Кроме дипломатов, бойко разговаривали на языке фарцовщики и проститутки. Он им для дела был необходим.

А я пять лет в школе и пять лет в институте запоминала «сотни», зубрила сильные и слабые глаголы, выучивала топики про семью, коммуниста отца, но за десять лет не только не научилась говорить, но и абсолютно не понимала, что говорят мне.

Так-то вот. Зато моя девочка свободно говорит и все понимает на двух языках. Но никакой романтики не признает, никаких двоечников с поцелуями. Начала сразу с фирмача. К слову, очень достойный молодой человек. Все при нем: ручка — «Паркер», часы — «Сейка», ботинки и костюм — «Хьюго Босс», сам — англичанин. Съездила к нему в Лондон.

— Ну что? — спрашиваю я.

— Все о’кей, — отвечает, — дом на Оксфорд-стрит.
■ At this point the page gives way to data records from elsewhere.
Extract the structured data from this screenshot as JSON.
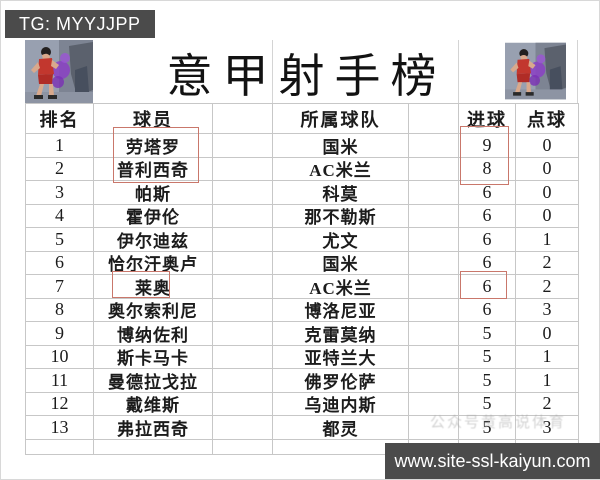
{
  "badges": {
    "tg": "TG: MYYJJPP",
    "site": "www.site-ssl-kaiyun.com"
  },
  "title": "意甲射手榜",
  "table": {
    "headers": {
      "rank": "排名",
      "player": "球员",
      "team": "所属球队",
      "goals": "进球",
      "penalties": "点球"
    },
    "rows": [
      {
        "rank": "1",
        "player": "劳塔罗",
        "team": "国米",
        "goals": "9",
        "penalties": "0"
      },
      {
        "rank": "2",
        "player": "普利西奇",
        "team": "AC米兰",
        "goals": "8",
        "penalties": "0"
      },
      {
        "rank": "3",
        "player": "帕斯",
        "team": "科莫",
        "goals": "6",
        "penalties": "0"
      },
      {
        "rank": "4",
        "player": "霍伊伦",
        "team": "那不勒斯",
        "goals": "6",
        "penalties": "0"
      },
      {
        "rank": "5",
        "player": "伊尔迪兹",
        "team": "尤文",
        "goals": "6",
        "penalties": "1"
      },
      {
        "rank": "6",
        "player": "恰尔汗奥卢",
        "team": "国米",
        "goals": "6",
        "penalties": "2"
      },
      {
        "rank": "7",
        "player": "莱奥",
        "team": "AC米兰",
        "goals": "6",
        "penalties": "2"
      },
      {
        "rank": "8",
        "player": "奥尔索利尼",
        "team": "博洛尼亚",
        "goals": "6",
        "penalties": "3"
      },
      {
        "rank": "9",
        "player": "博纳佐利",
        "team": "克雷莫纳",
        "goals": "5",
        "penalties": "0"
      },
      {
        "rank": "10",
        "player": "斯卡马卡",
        "team": "亚特兰大",
        "goals": "5",
        "penalties": "1"
      },
      {
        "rank": "11",
        "player": "曼德拉戈拉",
        "team": "佛罗伦萨",
        "goals": "5",
        "penalties": "1"
      },
      {
        "rank": "12",
        "player": "戴维斯",
        "team": "乌迪内斯",
        "goals": "5",
        "penalties": "2"
      },
      {
        "rank": "13",
        "player": "弗拉西奇",
        "team": "都灵",
        "goals": "5",
        "penalties": "3"
      }
    ]
  },
  "annotations": {
    "boxed_players": [
      "劳塔罗",
      "普利西奇",
      "莱奥"
    ],
    "boxed_goals": [
      "9",
      "8",
      "6"
    ]
  },
  "watermark": "公众号黄高说体育",
  "colors": {
    "badge_bg": "#4b4b4b",
    "highlight_box": "#c9776b",
    "gridline": "#c7c7c7"
  }
}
— Крестная — королева-мать, — подшучивает мой муж.

Дочь не удостаивает его ответом.

Михаил — ее отчим. Мягкий и уступчивый, он не вмешивается в наши отношения, за что мы ему очень благодарны. Он воспитал Александру с пеленок и заменил ей отца. Но совершенно не в том понимании, как принято считать: не ходил с ней за ручку в кино, не играл в куклы и даже не гладил по головке на ночь. Он просто ее не обижал. И не давал обижать мне, когда, устав от чего-нибудь, я несправедливо орала на нее или наказывала. Он был всегда воплощением доброты и спокойствия. От этого в доме царила хорошая атмосфера. Михаил, в понимании женщин, очень положительный человек.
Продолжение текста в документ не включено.